Noob Question - String Manipulation


#1

Hey, I’m pretty new to Ruby and am trying to absorb the “ruby way” of
things as much as I can. What’s the best way to solve this problem:

I have a string that contains html formating. All I want is the plain
text.


#2

On 5/5/06, Joe C. removed_email_address@domain.invalid wrote:

Hey, I’m pretty new to Ruby and am trying to absorb the “ruby way” of
things as much as I can. What’s the best way to solve this problem:

I have a string that contains html formating. All I want is the plain
text.

I don’t know of any libraries offhand that can do this (CGI only has
escape/unescape), but it’s fairly simple:

html_string.gsub(/<[^>]+>/, “”)

Replacing that regex with something better, probably.


#3

I’ve been using

html_string.gsub(/<.*?>/,"")

for this. But it’s always seemed more a “perl way” than a “ruby way”.


#4

Joseph Michaels wrote:

I have a string that contains html formating. All I want is the plain
text.
html_string.gsub(/<[^>]+>/, “”)
Replacing that regex with something better, probably.

gsubbing breaks down for more complex test cases, such as things
containing source code, or problematic attribute strings (e.g. ).

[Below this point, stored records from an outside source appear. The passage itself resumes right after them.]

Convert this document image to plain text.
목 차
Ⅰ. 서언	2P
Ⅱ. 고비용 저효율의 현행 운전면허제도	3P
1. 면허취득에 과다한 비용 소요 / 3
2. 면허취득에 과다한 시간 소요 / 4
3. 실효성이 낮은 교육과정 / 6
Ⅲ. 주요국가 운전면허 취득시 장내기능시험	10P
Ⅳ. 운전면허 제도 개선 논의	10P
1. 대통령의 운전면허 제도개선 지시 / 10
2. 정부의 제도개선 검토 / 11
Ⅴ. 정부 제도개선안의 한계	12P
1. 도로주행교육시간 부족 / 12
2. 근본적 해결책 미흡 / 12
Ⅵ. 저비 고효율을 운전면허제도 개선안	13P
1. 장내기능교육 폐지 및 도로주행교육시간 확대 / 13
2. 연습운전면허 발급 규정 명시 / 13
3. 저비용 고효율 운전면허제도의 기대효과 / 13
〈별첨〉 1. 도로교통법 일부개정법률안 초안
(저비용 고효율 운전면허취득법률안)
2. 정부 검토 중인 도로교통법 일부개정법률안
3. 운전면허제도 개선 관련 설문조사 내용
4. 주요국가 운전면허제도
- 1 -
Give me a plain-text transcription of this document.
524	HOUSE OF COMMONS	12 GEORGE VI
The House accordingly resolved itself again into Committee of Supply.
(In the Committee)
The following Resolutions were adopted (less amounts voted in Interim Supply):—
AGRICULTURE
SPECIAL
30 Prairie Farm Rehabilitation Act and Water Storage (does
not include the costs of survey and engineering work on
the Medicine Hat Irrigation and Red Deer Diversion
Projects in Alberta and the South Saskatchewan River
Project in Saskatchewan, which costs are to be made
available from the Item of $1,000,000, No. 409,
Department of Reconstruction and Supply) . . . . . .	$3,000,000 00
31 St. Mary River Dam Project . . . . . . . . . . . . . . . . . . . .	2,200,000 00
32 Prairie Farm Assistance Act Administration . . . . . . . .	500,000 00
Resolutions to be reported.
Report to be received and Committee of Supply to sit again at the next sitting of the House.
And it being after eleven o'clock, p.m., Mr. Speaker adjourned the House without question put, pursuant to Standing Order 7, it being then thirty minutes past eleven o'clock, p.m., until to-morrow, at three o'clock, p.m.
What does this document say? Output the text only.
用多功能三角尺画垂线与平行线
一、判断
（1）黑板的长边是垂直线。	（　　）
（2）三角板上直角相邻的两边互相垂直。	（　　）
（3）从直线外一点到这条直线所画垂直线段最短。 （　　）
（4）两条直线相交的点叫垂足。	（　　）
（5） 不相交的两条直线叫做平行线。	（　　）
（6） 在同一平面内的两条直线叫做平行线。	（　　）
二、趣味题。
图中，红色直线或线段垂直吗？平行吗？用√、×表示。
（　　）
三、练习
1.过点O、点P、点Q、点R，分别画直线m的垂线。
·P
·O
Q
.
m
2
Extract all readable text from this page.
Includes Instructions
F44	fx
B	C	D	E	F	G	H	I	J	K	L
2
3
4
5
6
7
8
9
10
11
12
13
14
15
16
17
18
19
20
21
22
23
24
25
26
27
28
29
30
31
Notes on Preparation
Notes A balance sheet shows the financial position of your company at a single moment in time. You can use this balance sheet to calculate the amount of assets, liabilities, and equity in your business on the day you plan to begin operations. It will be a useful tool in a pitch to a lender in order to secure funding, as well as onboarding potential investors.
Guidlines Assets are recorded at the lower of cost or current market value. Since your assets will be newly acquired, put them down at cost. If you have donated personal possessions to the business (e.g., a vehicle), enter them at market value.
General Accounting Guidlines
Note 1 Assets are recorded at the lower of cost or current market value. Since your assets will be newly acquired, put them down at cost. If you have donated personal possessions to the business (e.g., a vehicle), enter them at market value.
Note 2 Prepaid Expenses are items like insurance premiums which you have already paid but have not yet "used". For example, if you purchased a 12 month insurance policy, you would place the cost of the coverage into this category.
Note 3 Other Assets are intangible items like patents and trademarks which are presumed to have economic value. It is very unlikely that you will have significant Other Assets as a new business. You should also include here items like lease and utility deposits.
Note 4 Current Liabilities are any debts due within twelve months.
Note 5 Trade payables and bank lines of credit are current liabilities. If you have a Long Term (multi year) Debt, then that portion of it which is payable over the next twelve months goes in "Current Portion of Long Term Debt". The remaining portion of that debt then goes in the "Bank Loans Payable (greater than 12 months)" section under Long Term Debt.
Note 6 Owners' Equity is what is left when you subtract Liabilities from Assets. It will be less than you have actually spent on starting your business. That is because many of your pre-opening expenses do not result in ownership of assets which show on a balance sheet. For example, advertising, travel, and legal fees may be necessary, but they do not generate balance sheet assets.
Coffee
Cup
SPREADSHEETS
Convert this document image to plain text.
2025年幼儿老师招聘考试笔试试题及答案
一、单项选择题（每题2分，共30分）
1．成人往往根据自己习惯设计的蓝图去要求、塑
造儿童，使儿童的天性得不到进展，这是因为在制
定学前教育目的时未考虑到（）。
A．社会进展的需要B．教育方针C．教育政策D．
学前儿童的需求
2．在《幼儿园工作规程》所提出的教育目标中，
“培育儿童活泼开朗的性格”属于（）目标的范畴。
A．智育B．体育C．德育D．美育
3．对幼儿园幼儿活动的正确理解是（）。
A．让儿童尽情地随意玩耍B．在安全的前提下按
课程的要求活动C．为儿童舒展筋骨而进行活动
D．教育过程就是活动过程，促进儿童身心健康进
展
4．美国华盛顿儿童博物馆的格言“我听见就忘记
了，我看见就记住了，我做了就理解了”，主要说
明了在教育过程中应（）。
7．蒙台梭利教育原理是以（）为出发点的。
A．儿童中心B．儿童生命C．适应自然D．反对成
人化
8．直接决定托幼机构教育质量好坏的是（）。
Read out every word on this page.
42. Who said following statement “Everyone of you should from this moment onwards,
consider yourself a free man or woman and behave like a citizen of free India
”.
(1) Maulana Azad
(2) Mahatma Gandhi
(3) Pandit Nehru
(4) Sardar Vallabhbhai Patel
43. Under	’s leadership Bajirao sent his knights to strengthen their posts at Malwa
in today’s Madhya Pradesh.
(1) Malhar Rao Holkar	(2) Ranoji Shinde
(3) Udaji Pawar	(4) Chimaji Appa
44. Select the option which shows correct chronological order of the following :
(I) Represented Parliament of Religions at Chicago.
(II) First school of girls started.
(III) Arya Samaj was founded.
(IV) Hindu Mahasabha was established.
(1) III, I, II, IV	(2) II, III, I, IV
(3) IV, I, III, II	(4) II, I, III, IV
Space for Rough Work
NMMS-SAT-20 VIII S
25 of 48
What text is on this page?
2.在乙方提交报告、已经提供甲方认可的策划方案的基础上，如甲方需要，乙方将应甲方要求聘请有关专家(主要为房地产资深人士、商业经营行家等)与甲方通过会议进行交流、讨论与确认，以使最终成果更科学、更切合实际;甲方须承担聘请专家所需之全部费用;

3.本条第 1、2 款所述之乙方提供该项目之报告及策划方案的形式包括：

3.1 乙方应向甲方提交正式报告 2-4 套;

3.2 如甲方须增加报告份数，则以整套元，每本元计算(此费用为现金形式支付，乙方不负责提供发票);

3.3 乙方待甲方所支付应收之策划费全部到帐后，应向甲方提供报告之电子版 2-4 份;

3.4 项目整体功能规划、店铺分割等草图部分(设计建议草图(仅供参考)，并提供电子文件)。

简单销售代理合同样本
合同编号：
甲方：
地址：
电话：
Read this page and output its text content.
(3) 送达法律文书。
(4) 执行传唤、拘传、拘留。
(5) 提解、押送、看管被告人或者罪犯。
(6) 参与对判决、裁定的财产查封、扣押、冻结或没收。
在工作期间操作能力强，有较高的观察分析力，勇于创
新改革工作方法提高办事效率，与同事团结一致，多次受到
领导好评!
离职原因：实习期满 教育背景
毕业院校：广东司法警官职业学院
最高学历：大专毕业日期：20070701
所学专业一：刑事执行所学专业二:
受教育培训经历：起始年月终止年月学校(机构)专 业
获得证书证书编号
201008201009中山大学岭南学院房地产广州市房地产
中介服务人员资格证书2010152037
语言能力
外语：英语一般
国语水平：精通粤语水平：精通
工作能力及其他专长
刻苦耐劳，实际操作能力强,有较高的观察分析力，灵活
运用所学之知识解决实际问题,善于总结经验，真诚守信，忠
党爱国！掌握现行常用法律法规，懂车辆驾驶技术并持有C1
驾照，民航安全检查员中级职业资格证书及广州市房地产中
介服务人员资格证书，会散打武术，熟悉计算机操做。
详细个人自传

If you really want to be accurate, I suggest using an XML or HTML
parsing tool, such as Mechanize or RubyfulSoup.

Pistos


#5

On Sat, 2006-05-06 at 02:28 +0900, Joe C. wrote:

Hey, I’m pretty new to Ruby and am trying to absorb the “ruby way” of
things as much as I can. What’s the best way to solve this problem:

I have a string that contains html formating. All I want is the plain
text.

There’s more to this than meets the eye - it’s often best to hand off
the hard stuff to someone else :slight_smile:

def fetchtext(uri)
lynx --dump #{uri}
end

puts fetchtext(‘www.google.com’)

=>

[1]Personalised Home | [2]Sign in

Google

Web [3]Images [4]Groups [5]News [6]Froogle [7]more »

… [snipped] …